| 2013年08月30日(金) |
女人しぐれ 平山 壽三郎 |
大正5年(1916年)時雨37歳のとき、無名だった三上於菟吉を知り、押しかけるように内縁関係の世帯を持ち、以降は12歳年上の姉さん女房として、三上を世に出すことに努めた。1921年頃から三上は売り出して放蕩し、時雨を悩ませた。時雨の父没後で母の世話や家業と甥の養育にも忙しい時期であった
美貌の姉さん女房に振り回されながら人気作家に成長した於菟吉は、待合を仕事場にし、さらには若い頃の時雨とそっくりな妾を囲いもするが、人気作品を生み出したその稼ぎは、時雨が主宰する大赤字の女流文芸誌「女人芸術」に惜しげもなく注ぎ込んでいった。

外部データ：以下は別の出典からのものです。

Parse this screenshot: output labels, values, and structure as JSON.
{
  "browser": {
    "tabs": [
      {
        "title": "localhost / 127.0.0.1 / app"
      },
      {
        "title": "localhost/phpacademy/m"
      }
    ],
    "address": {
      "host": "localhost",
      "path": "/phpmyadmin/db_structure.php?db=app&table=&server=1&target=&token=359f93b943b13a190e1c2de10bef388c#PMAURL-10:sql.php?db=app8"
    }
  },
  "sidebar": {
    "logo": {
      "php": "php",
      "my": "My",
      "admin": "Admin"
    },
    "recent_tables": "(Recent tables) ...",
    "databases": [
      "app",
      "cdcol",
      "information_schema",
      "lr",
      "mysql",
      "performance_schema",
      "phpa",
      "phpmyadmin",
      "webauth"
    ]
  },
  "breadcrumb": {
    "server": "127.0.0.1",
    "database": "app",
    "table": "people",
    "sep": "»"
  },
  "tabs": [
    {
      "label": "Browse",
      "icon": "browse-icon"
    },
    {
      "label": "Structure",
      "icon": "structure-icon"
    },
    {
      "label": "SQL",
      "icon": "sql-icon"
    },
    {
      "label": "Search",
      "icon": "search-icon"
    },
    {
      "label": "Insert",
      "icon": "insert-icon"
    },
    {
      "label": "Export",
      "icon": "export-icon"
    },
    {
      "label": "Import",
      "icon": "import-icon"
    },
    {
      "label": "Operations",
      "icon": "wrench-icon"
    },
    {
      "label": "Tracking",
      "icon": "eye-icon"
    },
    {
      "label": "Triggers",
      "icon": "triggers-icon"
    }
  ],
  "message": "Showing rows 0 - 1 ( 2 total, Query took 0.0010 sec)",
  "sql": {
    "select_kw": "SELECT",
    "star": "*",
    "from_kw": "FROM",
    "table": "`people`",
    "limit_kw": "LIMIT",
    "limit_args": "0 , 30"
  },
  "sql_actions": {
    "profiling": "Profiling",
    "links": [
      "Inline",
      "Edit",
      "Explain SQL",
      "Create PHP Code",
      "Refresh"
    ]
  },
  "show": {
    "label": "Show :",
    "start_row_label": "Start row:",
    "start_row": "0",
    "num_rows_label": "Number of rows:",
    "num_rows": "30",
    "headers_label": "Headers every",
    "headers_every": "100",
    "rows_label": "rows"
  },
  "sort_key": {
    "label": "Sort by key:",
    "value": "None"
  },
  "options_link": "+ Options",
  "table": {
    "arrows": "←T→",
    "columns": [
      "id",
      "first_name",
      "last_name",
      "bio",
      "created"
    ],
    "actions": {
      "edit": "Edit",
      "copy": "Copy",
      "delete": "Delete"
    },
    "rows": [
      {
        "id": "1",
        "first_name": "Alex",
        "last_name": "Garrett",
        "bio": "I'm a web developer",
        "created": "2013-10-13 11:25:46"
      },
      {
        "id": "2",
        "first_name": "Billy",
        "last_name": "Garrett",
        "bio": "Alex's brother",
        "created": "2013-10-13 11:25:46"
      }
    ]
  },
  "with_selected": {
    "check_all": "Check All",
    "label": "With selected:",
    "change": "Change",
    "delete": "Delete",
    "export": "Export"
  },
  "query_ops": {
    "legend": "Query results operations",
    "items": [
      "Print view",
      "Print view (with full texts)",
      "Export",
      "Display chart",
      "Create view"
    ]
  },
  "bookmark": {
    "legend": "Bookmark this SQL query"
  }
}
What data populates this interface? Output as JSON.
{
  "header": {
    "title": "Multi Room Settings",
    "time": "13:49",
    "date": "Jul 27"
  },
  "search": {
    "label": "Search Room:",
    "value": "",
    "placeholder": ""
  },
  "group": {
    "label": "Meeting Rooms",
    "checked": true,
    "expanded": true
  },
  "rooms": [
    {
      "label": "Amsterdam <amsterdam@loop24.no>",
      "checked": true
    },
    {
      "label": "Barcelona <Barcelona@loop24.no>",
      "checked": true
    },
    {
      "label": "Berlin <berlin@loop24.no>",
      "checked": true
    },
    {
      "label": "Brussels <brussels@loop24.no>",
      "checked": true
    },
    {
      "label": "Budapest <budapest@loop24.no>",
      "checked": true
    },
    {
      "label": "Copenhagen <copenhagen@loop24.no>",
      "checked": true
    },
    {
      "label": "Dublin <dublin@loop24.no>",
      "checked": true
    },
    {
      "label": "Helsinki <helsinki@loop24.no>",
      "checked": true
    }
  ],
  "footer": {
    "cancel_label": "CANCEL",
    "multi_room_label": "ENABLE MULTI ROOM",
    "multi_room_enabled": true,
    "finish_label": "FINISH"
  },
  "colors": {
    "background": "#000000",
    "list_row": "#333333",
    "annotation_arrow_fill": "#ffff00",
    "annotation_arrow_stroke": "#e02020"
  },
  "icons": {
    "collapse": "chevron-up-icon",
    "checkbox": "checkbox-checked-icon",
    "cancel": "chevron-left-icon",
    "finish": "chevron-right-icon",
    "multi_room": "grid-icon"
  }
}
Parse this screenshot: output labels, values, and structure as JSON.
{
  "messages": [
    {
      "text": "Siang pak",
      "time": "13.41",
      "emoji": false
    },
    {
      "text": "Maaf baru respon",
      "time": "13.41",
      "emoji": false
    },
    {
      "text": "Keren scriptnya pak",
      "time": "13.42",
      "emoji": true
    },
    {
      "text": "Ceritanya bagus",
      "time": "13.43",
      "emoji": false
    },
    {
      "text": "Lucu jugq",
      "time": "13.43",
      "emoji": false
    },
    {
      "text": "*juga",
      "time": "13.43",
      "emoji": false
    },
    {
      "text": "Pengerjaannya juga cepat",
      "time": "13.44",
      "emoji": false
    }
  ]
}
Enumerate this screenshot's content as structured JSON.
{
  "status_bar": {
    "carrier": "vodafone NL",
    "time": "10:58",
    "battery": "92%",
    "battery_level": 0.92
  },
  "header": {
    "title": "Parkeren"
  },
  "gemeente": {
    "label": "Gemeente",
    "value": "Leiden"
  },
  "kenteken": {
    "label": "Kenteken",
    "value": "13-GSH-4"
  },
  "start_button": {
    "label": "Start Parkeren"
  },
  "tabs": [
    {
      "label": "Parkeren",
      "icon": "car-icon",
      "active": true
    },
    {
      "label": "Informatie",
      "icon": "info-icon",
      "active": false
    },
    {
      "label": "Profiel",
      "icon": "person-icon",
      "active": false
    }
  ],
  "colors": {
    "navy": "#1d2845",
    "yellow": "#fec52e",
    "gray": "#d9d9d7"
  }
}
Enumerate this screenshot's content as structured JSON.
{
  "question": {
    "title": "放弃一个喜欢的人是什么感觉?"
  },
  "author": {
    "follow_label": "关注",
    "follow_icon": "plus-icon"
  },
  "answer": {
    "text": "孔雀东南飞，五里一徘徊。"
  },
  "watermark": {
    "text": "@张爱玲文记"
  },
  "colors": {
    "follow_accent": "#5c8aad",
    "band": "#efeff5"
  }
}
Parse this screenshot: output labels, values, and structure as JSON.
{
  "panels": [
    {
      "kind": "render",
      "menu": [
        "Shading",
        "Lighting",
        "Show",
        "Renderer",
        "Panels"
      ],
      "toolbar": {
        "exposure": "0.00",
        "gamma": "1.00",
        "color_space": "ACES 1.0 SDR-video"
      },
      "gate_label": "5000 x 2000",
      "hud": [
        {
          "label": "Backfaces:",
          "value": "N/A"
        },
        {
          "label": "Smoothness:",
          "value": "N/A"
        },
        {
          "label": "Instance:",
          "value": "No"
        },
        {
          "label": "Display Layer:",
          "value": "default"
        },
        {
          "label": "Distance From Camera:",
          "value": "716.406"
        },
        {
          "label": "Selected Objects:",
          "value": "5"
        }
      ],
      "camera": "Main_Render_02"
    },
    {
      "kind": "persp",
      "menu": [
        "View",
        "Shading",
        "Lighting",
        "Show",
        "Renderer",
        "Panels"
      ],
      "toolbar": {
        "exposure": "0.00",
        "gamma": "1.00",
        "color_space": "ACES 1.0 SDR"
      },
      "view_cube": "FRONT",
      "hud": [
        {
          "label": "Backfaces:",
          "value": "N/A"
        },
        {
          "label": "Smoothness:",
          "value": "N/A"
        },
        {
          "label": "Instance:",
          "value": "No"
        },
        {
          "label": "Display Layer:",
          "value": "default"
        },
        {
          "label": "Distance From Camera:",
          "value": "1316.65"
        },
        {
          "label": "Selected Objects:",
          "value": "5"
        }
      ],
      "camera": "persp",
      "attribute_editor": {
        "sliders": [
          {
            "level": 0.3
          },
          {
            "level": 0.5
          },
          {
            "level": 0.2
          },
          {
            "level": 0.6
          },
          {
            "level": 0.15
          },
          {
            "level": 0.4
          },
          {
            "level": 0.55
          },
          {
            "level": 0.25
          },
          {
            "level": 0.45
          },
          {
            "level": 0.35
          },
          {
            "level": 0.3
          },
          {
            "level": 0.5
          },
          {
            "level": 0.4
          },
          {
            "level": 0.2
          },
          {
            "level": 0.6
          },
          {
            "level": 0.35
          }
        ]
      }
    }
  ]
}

菊池寛、直木三十五、吉川英治、林芙美子、吉屋信子ら、大正・昭和に活躍した聞き馴染のある文壇のスターたちとのエピソードがいろいろ描かれているが、主人公である三上於菟吉と、長谷川時雨のことは知らなかったのだから、ちょっとお笑いだ。。。
まぁ夫婦の情愛ではあるが、大御所というか姉御肌そのものの夫に尽くす妻の物語ではある。 今でこそ女が年上の年の差婚も珍しくはないが、2人が一緒になったときは文壇のだれもが唖然とし、先行きを危ぶみ、羨望した。